Understanding the Differences Between History and Memory

Yours truly (middle w/tag on collar) at the GPMP National Conference, New York City. Photo Courtesy of Modupe Labode.
Yours truly (middle w/tag on collar) at the GPMP National Conference, New York City. Photo Courtesy of Modupe Labode.

The topic of memory has been on my mind a lot lately, as it has for many of historians. Memory refers to the ways in which individuals and societies choose to remember (or forget) certain moments and events in their history. The former is often referred to as individual memory, whereas the latter is considered collective memory or public memory. Individual memory can take several forms, such as an oral history interview, a piece of artwork, or the personal decision to wave a particular flag on your front porch. Societies have chosen to display their collective memory through statues, monuments, parades, and holidays such as Memorial Day. In recent years, historians have analyzed how memory has affected our impressions of the past, including the Revolutionary War, the Civil War, World War II, even the Boston Tea Party. I myself have bought into the memory craze; my Master’s thesis on the Grand Army of the Republic in Indiana is a study of how Indiana’s Civil War veterans created a collective memory of the Civil War in that state.

I recently had the privilege of attending and participating in a conference arranged by the Guantánamo Public Memory Project in New York on December 13-14 at Columbia University and New York University. I was able to attend the conference because I enrolled in a class this past semester at IUPUI that participated in a larger national project with several universities aimed at creating a traveling museum exhibit to “build public awareness of the long history of the US naval station at Guantánamo, Bay, Cuba, and foster dialogue on the future of this place and the policies it shapes.” GPMP director Liz Sevcenko expanded on these ideas in her introductory speech by commenting that the project aims to create an “active memory,” one that is used as a reminder of past injustices and of the need for addressing contemporary social issues.

One of my favorite parts of the conference was hearing Harvard professor Jonathan Hansen (who has also written a book on the history of Guantánamo) speak about the differences between history and memory.
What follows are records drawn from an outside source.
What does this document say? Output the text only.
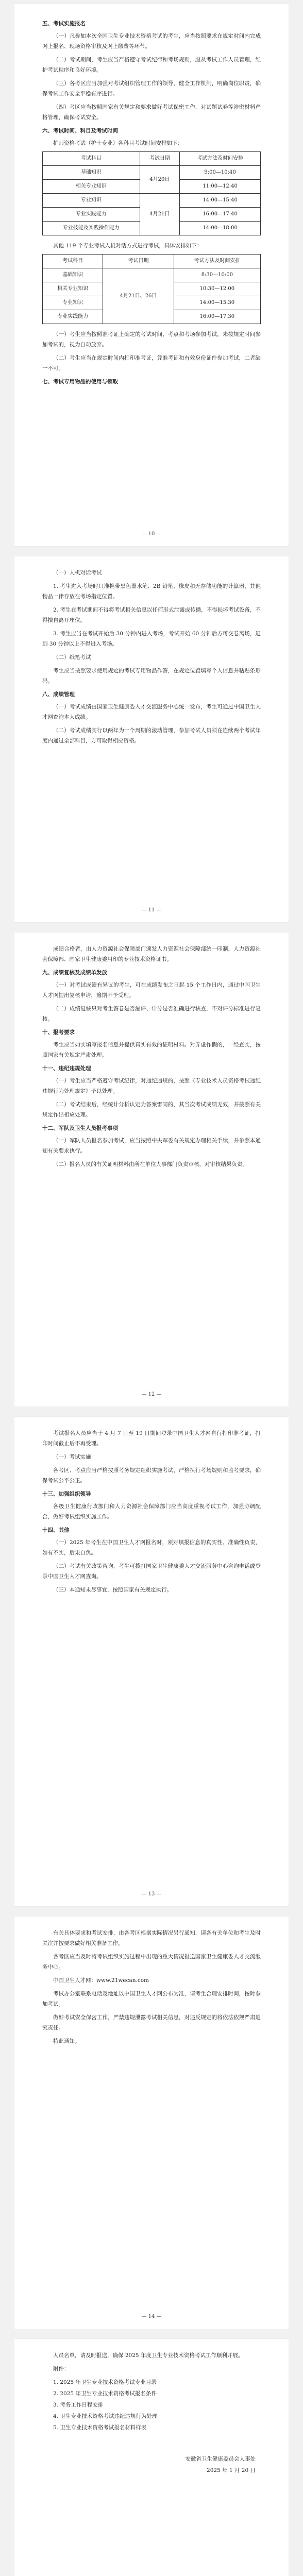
五、考试实施报名

（一）凡参加本次全国卫生专业技术资格考试的考生，应当按照要求在规定时间内完成网上报名、现场资格审核及网上缴费等环节。

（二）考试期间，考生应当严格遵守考试纪律和考场规则，服从考试工作人员管理，维护考试秩序和良好环境。

（三）各考区应当加强对考试组织管理工作的领导，健全工作机制，明确岗位职责，确保考试工作安全平稳有序进行。

（四）考区应当按照国家有关规定和要求做好考试保密工作，对试题试卷等涉密材料严格管理，确保考试安全。

六、考试时间、科目及考试时间

护师资格考试（护士专业）各科目考试时间安排如下：

考试科目	考试日期	考试方法及时间安排
基础知识	4月20日	9:00—10:40
相关专业知识		11:00—12:40
专业知识	4月21日	14:00—15:40
专业实践能力		16:00—17:40
专业技能及实践操作能力		14:00—18:00

其他 119 个专业考试人机对话方式进行考试，具体安排如下：

考试科目	考试日期	考试方法及时间安排
基础知识	4月21日、26日	8:30—10:00
相关专业知识		10:30—12:00
专业知识		14:00—15:30
专业实践能力		16:00—17:30

（一）考生应当按照准考证上确定的考试时间、考点和考场参加考试，未按规定时间参加考试的，视为自动放弃。

（二）考生应当在规定时间内打印准考证，凭准考证和有效身份证件参加考试，二者缺一不可。

七、考试专用物品的使用与领取
— 10 —

（一）人机对话考试

1. 考生进入考场时只准携带黑色墨水笔、2B 铅笔、橡皮和无存储功能的计算器，其他物品一律存放在考场指定位置。

2. 考生在考试期间不得将考试相关信息以任何形式泄露或传播，不得损坏考试设备，不得擅自离开座位。

3. 考生应当在考试开始后 30 分钟内进入考场，考试开始 60 分钟后方可交卷离场，迟到 30 分钟以上不得进入考场。

（二）纸笔考试

考生应当按照要求使用规定的考试专用物品作答，在规定位置填写个人信息并粘贴条形码。

八、成绩管理

（一）考试成绩由国家卫生健康委人才交流服务中心统一发布，考生可通过中国卫生人才网查询本人成绩。

（二）考试成绩实行以两年为一个周期的滚动管理，参加考试人员须在连续两个考试年度内通过全部科目，方可取得相应资格。

— 11 —

成绩合格者，由人力资源社会保障部门颁发人力资源社会保障部统一印制，人力资源社会保障部、国家卫生健康委用印的专业技术资格证书。

九、成绩复核及成绩单发放

（一）对考试成绩有异议的考生，可在成绩发布之日起 15 个工作日内，通过中国卫生人才网提出复核申请，逾期不予受理。

（二）成绩复核只对考生答卷是否漏评、计分是否准确进行核查，不对评分标准进行复核。

十、报考要求

考生应当如实填写报名信息并提供真实有效的证明材料。对弄虚作假的，一经查实，按照国家有关规定严肃处理。

十一、违纪违规处理

（一）考生应当严格遵守考试纪律，对违纪违规的，按照《专业技术人员资格考试违纪违规行为处理规定》予以处理。

（二）考试结束后，经统计分析认定为答案雷同的，其当次考试成绩无效，并按照有关规定作出相应处理。

十二、军队及卫生人员报考事项

（一）军队人员报名参加考试，应当按照中央军委有关规定办理相关手续，并参照本通知有关要求执行。

（二）报名人员的有关证明材料由所在单位人事部门负责审核，对审核结果负责。

— 12 —

考试报名人员应当于 4 月 7 日至 19 日期间登录中国卫生人才网自行打印准考证，打印时间截止后不再受理。

（一）考试实施

各考区、考点应当严格按照考务规定组织实施考试，严格执行考场规则和监考要求，确保考试公平公正。

十三、加强组织领导

各级卫生健康行政部门和人力资源社会保障部门应当高度重视考试工作，加强协调配合，做好考试组织实施工作。

十四、其他

（一）2025 年考生在中国卫生人才网报名时，须对填报信息的真实性、准确性负责，如有不实，后果自负。

（二）考试有关政策咨询，考生可拨打国家卫生健康委人才交流服务中心咨询电话或登录中国卫生人才网查询。

（三）本通知未尽事宜，按照国家有关规定执行。

— 13 —

有关具体要求和考试安排，由各考区根据实际情况另行通知，请各有关单位和考生及时关注并按要求做好相关准备工作。

各考区应当及时将考试组织实施过程中出现的重大情况报送国家卫生健康委人才交流服务中心。

中国卫生人才网：www.21wecan.com

考试办公室联系电话及地址以中国卫生人才网公布为准，请考生合理安排时间，按时参加考试。

做好考试安全保密工作，严禁违规泄露考试相关信息，对违反规定的将依法依规严肃追究责任。

特此通知。

— 14 —

人员名单，请及时报送，确保 2025 年度卫生专业技术资格考试工作顺利开展。

附件：

1. 2025 年卫生专业技术资格考试专业目录
2. 2025 年卫生专业技术资格考试报名条件
3. 考务工作日程安排
4. 卫生专业技术资格考试违纪违规行为处理
5. 卫生专业技术资格考试报名材料样表
安徽省卫生健康委员会人事处
2025 年 1 月 20 日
He argued that there are concrete connections between history, memory, and advocacy, but that tensions exist between all three. Memory is an absolute necessity for the existence of history (if we choose to forget about the past, to “move on,” history ceases to exist), but it is insufficient, limited, and particularistic. History, on the other hand, can be biased, propagandist, and elitist. Yet history does have one distinct advantage over memory: according to Hansen, in more or less words, “history advances through hypothesis; memory evolves, but never really advances.”
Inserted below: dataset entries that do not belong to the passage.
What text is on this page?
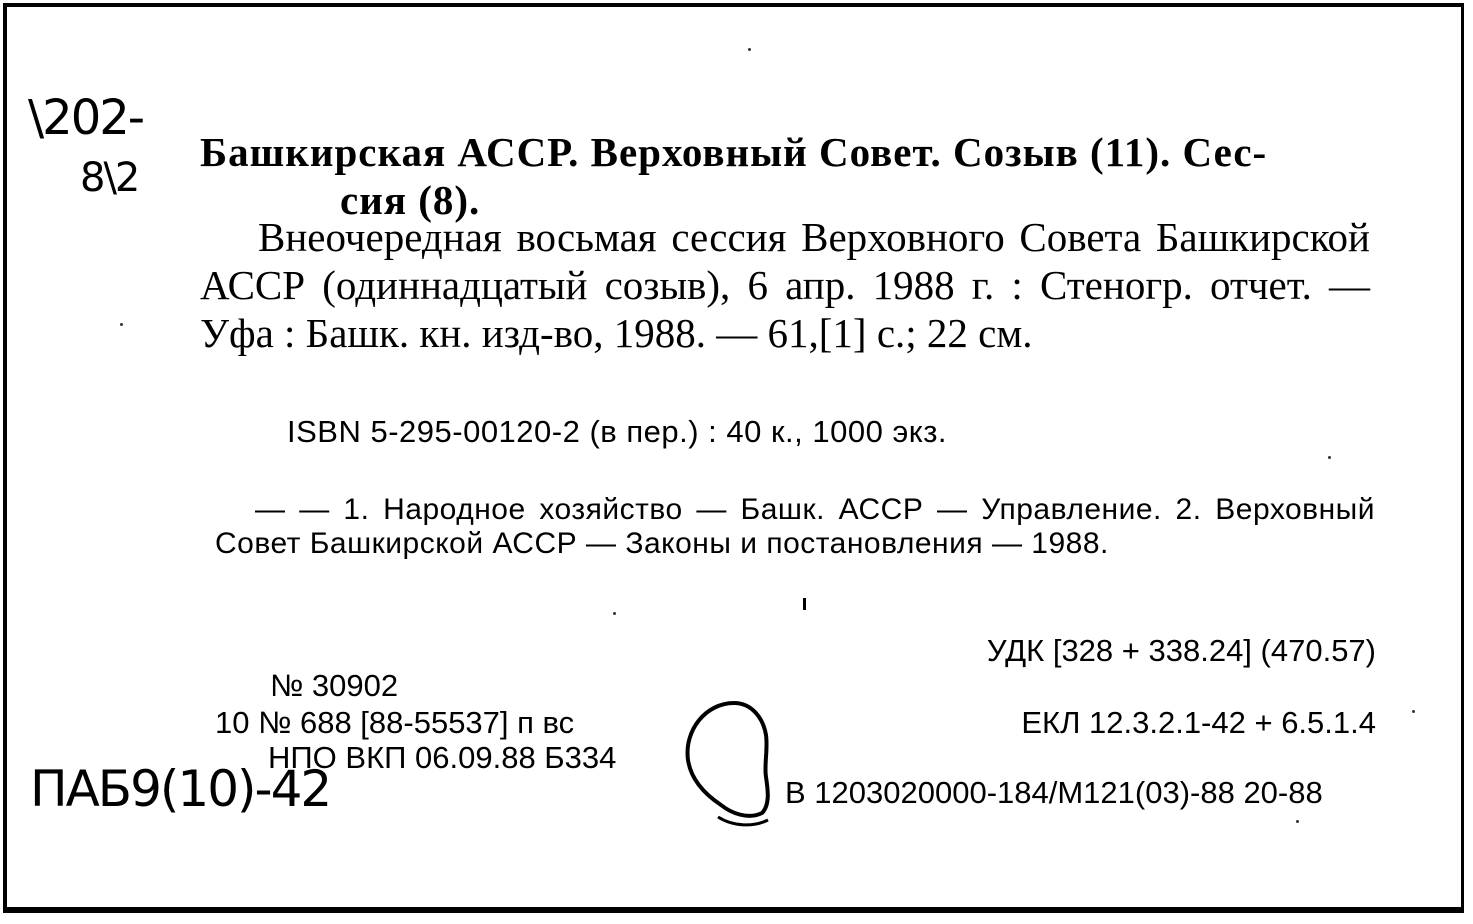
\202-
8\2
Башкирская АССР. Верховный Совет. Созыв (11). Сес-
сия (8).
Внеочередная восьмая сессия Верховного Совета Башкирской АССР (одиннадцатый созыв), 6 апр. 1988 г. : Стеногр. отчет. — Уфа : Башк. кн. изд-во, 1988. — 61,[1] с.; 22 см.
ISBN 5-295-00120-2 (в пер.) : 40 к., 1000 экз.
— — 1. Народное хозяйство — Башк. АССР — Управление. 2. Верховный Совет Башкирской АССР — Законы и постановления — 1988.
УДК [328 + 338.24] (470.57)
№ 30902
10 № 688 [88-55537] п вс
НПО ВКП 06.09.88 Б334
ЕКЛ 12.3.2.1-42 + 6.5.1.4
В 1203020000-184/М121(03)-88 20-88
ПАБ9(10)-42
What I got from this is that memory is random and unexpected. Humans have terrible memories, and what we remember about the past can be clouded by our own biases and what we forget through the passage of time. Furthermore, we don’t really have the mental capacity to choose what we want to remember. Historians can use primary source documents to test their conclusions about the past, but a person’s memory of an event cannot be tested in such a manner, which makes the creation of a collective memory all the more complicated. History has its own limitations, but it seems to me that through the process of hypothesis it has the possibility of being “corrected” in a way that memory cannot.

To be honest, I am still working myself through a proper understanding of what exactly it means to study “memory” and how it can be used to enhance historical knowledge. In my research of the Indiana GAR I have read many speeches from veterans reflecting on what the Civil War meant to them. While I believe in the sincerity of the words of these men, I must realize that these words don’t necessarily constitute actual “history,” and that they were frequently spoken thirty, forty, fifty years after the conflict. They represent the particularistic memories of these veterans and what they wanted future generations to remember about the conflict. These veterans utilized the concept of “active memory”–just like we are doing with the Guantánamo Public Memory Project today–to address what they considered pressing social problems of the Gilded Age and later the Progressive Era: forgetfulness of the sacrifices of Civil War veterans from civilians who lived through the conflict and ignorance from foreign immigrants and younger generations who weren’t taught about the war’s meaning for themselves and the nation. I suppose that in some ways, the GPMP is attempting to achieve a similar goal by addressing the forgetfulness of American society when it comes to analyzing and understanding the legacy of Guantánamo on our world today.